Every February, during Black History Month, many Americans take time to remember the achievements of amazing Black individuals. But Black families deserve their own praise for all we’ve accomplished. At the same time, we need a new call to action, because our children are facing what I and many believe is the worst crisis since the ers of slavery — and need adults’ strength and influence more than ever.

Black people devoted to family saw us through the unspeakable assault of slavery. Beloved historian the late John Hope Franklin and others have reminded us that traditional myths about slavery destroying Black families are a lie: the slavery system and individual slaveowners may have done their very best to try to destroy the families in their control, but it didn’t work. When slaveowners tried to mate us for childbearing, we made our own systems of traditional marriages and commitments. When they tried to treat parents and children as nothing more than disposable and interchangeable property, we learned to honor and revere our mothers, fathers, and ancestors and to see our children as children of God.
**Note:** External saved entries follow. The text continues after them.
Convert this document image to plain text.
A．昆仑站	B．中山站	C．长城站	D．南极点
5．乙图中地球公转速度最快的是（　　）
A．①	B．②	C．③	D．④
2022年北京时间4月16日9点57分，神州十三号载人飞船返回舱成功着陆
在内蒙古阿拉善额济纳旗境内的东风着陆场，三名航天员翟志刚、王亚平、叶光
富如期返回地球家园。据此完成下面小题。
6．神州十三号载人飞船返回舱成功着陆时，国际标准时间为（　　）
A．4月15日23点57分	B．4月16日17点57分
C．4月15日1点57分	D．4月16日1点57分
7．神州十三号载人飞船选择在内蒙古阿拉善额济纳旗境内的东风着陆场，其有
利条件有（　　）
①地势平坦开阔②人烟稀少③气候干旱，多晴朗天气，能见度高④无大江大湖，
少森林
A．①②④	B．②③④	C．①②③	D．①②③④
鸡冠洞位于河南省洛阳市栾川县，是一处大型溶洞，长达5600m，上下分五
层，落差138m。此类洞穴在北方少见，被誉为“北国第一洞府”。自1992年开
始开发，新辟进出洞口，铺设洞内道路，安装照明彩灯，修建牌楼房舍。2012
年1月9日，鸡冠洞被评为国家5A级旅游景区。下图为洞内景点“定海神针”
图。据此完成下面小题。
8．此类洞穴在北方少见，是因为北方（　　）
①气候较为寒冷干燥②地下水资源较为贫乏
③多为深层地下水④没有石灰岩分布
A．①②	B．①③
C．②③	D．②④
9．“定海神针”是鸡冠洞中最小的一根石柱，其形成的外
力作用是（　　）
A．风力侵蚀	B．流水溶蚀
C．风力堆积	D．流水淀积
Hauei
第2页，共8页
We’ve all heard stories of the lengths many newly-freed enslaved Africans went through after Emancipation to try to be reunited with family, sometimes traveling for hundreds of miles in desperate attempts to find loved ones.
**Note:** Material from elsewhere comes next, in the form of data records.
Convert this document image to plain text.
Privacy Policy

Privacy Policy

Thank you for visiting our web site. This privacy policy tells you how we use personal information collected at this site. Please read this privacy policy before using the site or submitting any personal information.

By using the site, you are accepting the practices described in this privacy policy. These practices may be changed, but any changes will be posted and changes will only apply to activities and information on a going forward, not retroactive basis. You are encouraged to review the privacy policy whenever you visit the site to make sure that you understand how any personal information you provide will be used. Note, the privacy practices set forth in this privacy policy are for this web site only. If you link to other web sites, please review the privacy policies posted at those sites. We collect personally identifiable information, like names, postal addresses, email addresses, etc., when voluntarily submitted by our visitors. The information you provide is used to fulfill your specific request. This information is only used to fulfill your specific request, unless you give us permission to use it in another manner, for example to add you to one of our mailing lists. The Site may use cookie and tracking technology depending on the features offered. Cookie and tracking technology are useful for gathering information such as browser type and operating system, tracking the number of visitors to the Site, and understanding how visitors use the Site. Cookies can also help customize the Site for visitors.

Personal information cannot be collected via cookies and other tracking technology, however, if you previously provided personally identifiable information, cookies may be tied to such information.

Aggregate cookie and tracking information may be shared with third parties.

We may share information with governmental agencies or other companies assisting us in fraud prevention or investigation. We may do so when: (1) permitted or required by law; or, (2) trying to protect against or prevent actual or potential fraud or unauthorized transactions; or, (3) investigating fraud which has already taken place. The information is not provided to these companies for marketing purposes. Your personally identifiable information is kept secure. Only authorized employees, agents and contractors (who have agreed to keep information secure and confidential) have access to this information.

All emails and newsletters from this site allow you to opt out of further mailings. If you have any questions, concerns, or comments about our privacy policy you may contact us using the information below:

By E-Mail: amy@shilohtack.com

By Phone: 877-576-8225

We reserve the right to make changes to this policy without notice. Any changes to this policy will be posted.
At the same time, we also learned to create other networks of extended family and near-family that laid the foundation for strong Black communities and nurturing Black children. Families saw us through Reconstruction and did their best to shield and protect children during the dark days of Jim Crow, mob rule, and lynchings.
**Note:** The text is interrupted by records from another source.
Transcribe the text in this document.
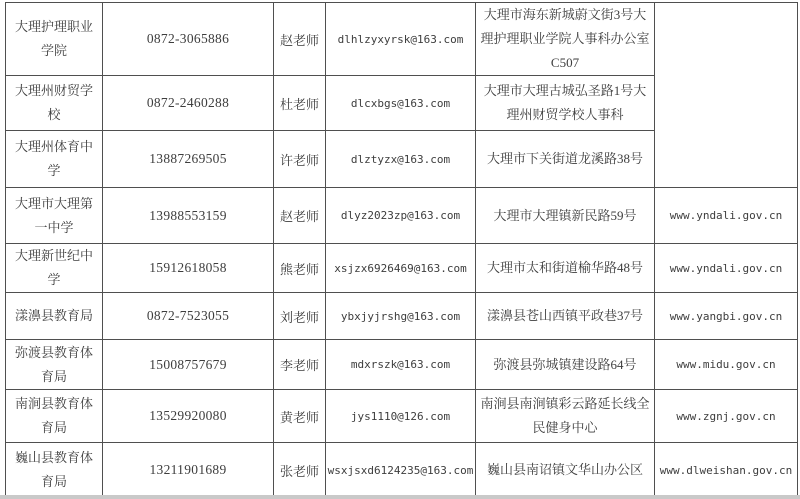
大理护理职业学院	0872-3065886	赵老师	dlhlzyxyrsk@163.com	大理市海东新城蔚文街3号大理护理职业学院人事科办公室C507	
大理州财贸学校	0872-2460288	杜老师	dlcxbgs@163.com	大理市大理古城弘圣路1号大理州财贸学校人事科	
大理州体育中学	13887269505	许老师	dlztyzx@163.com	大理市下关街道龙溪路38号	
大理市大理第一中学	13988553159	赵老师	dlyz2023zp@163.com	大理市大理镇新民路59号	www.yndali.gov.cn
大理新世纪中学	15912618058	熊老师	xsjzx6926469@163.com	大理市太和街道榆华路48号	www.yndali.gov.cn
漾濞县教育局	0872-7523055	刘老师	ybxjyjrshg@163.com	漾濞县苍山西镇平政巷37号	www.yangbi.gov.cn
弥渡县教育体育局	15008757679	李老师	mdxrszk@163.com	弥渡县弥城镇建设路64号	www.midu.gov.cn
南涧县教育体育局	13529920080	黄老师	jys1110@126.com	南涧县南涧镇彩云路延长线全民健身中心	www.zgnj.gov.cn
巍山县教育体育局	13211901689	张老师	wsxjsxd6124235@163.com	巍山县南诏镇文华山办公区	www.dlweishan.gov.cn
Throughout segregation, many Black families and communities reminded children they had dignity and worth. Long before the phrase became popular, our mothers and grandmothers took their time braiding our hair, neatly pressing our clothes, and reminding us every day that Black was beautiful. During the Civil Rights Movement, many Black families fought together every step of the way. Many parents participated in the struggle for an end to segregated schools and facilities because they knew they wanted a better education and world for their children. In Birmingham, Alabama, Jackson, Mississippi, and across the South, Black children marched and were attacked right alongside and often without their parents.

Our families have seen us through many crises, but there have also been threats to Black family stability and reports of Black family breakdown throughout our history. Drugs, poverty, violence, and unequal opportunity have battered our families mightily.

But many of us who are committed to strengthening Black families believe the forces undermining Black family life are turning in a dangerous way, and many Black children are treading through treacherous new territory. A toxic cocktail of poverty, illiteracy, racial disparity, violence, out of wedlock birth, and massive incarceration is sentencing millions of children of color to dead end, powerless, and hopeless lives and threatens to undermine the past half century of racial and social progress.

Those of us who see the threads of our families, neighborhoods, and social networks fraying under the burden just as our children need us most know we need to reweave the fabric of family and community that supported us and got us this far. This is why we’ve launched the second phase of the Black Community Crusade for Children (BCCC).

The Black family has been the strongest defense Black children have had throughout our history, and must become so again to help lead this crusade. Our children have been nurtured and protected in the past as best as we could because of the hard work of committed and determined Black adults — and today, it’s our turn.

Too many Black adults have gone AWOL and need to come home to family. We’ve already withstood powerful storms and we will withstand this new and dangerous storm by banding together as a Black community to protect all of our children.

As the words of “Lift Every Voice and Sing” remind us, we’ve come over a way that with tears has been watered. We’ve treaded our path through the blood of the slaughtered. We’ve already come this far on the way, and it is not time to stray or let our children down on our watch. Wake up and stand up for our children who are asking for and deserve our help.